Photo contributed by Sophie Khadraoui-Fortune
On Tuesday, Oct. 26, California Lutheran University held a breast cancer awareness one-day event. The event began on the spine from 11a.m. to 1p.m. and continued into the evening with a roundtable discussion webinar held via Zoom from 5p.m. to 6p.m. with 31 people in attendance.
Sophia Khadraoui-Fortune, assistant professor in the languages and culture department, is a breast cancer survivor and young advocate for the organization Living Beyond Breast Cancer. Khadraoui-Fortune said the turnout for the table on the spine had between 120 to 150 students.
“So we did a trivia with a spinning wheel, we had prizes, we also had a backdrop to take pictures. We also had some props with the living beyond breast cancer logo and some hashtags for students to be able to, yeah, to take pictures,” Khadraoui-Fortune said.
Khadraoui-Fortune said students also had the opportunity to write notes during the table-portion of the event on the spine to be distributed to cancer patients at Cedars Sinai hospital.
“I didn’t think that was gonna be popular.
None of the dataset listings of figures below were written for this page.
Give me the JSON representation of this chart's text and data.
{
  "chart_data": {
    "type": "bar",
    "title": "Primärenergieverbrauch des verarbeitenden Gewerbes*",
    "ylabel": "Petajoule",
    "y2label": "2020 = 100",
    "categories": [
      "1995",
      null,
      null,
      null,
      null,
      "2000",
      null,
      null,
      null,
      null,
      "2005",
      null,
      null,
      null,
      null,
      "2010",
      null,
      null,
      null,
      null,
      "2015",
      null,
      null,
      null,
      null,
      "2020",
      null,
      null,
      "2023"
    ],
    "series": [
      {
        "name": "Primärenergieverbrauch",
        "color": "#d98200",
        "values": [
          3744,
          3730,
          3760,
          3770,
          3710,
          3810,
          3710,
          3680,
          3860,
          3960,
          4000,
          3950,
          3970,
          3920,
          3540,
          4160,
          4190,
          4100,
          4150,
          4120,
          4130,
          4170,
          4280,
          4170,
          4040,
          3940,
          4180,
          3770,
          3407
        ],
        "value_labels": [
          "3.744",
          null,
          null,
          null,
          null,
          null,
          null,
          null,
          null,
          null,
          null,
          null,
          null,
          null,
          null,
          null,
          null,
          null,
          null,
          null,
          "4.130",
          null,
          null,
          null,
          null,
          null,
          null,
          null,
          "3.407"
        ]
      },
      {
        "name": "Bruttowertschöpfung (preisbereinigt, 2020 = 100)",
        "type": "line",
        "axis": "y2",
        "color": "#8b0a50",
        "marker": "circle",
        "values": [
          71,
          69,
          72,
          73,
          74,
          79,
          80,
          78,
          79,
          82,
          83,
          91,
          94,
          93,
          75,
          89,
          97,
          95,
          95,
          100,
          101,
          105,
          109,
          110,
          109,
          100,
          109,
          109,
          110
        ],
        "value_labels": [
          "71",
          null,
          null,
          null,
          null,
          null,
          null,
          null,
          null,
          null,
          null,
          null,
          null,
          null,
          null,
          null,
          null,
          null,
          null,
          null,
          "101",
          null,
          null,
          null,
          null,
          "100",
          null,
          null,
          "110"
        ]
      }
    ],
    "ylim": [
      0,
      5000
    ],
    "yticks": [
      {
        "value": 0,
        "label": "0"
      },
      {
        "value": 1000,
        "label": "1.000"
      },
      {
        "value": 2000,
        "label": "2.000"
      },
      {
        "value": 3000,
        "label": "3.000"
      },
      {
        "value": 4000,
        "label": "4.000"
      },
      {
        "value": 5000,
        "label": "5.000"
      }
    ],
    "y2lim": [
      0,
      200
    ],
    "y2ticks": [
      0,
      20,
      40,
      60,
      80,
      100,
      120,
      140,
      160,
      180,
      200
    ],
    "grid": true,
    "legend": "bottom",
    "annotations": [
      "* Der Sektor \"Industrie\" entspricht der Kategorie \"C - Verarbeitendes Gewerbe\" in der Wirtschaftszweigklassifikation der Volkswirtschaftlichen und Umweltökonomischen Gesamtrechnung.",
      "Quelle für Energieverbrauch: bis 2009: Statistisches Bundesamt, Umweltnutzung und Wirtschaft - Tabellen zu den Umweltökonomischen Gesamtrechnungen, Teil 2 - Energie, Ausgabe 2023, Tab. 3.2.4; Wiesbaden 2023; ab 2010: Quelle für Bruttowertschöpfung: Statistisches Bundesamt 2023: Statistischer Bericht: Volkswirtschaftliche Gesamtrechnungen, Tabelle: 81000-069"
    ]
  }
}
But actually, the writing notes to the cancer patients was actually super popular amongst students,” Khadraoui-Fortune said
Louise Kelly, associate professor in the Exercise Science department said she was approached by Khadraoui-Fortune to help participate in the roundtable discussion webinar by discussing research she has been working on.
“My passion since I, you know, started my PhD and afterwards is looking at preventing obesity and metabolic disorders in the pediatric population,” Kelly said.
Kelly said she has helped lots of students get engaged within her research.
“And they get engaged in helping me collect the data, run the analysis and publications. So every student who works with me, my ultimate aim is for them to help [get them] published alongside me,” Kelly said.
Dru Pagliassotti, professor in the department of Communications, was a breast cancer survivor and was one of the speakers during the roundtable discussion webinar. They had made the decision to be open about having breast cancer from the time they found out they were diagnosed.
“I made a very clear decision that I wanted to talk to people about it, I wanted people to see me going through this. You know, I was hoping I would survive. You never know for sure,” Pagliassotti said. “But, you know, the prospects were pretty good. So yeah, that was an important goal for me, to be the education.”
Kelly said that breast cancer is something for males to also be made aware of and not to be “embarrassed or ashamed” since it can affect them just the same as females.
“So, you know, men also, particularly if they’re overweight, they need to do breast exams. After they find something, seek out medical assistance straightaway,” Kelly said.
Paliassotti said some of the best advice they could give is to have someone close to the individual who is diagnosed with cancer to help with the record keeping.
“It’s really helpful to have a friend or in the case of having a loved one who has cancer, being the friend, who can do that paperwork for people, keep track of appointments, keep track of payments, you know, deal with the insurance companies, all those sort of administrative tasks that are just really overwhelming when you’re when you’re going through cancer yourself,” Paliassotti said.
Khadraoui-Fortune said that one of the biggest takeaways from this event is that breast cancer is survivable, especially when caught in early stages, and self breast examinations can help save a life.
“Breast cancer does not discriminate by age, socioeconomic status or race, that every single woman has a risk. And that you know, the biggest take home is that we need to check regularly. We need to be familiar on how to do breast examinations,” Fortune said.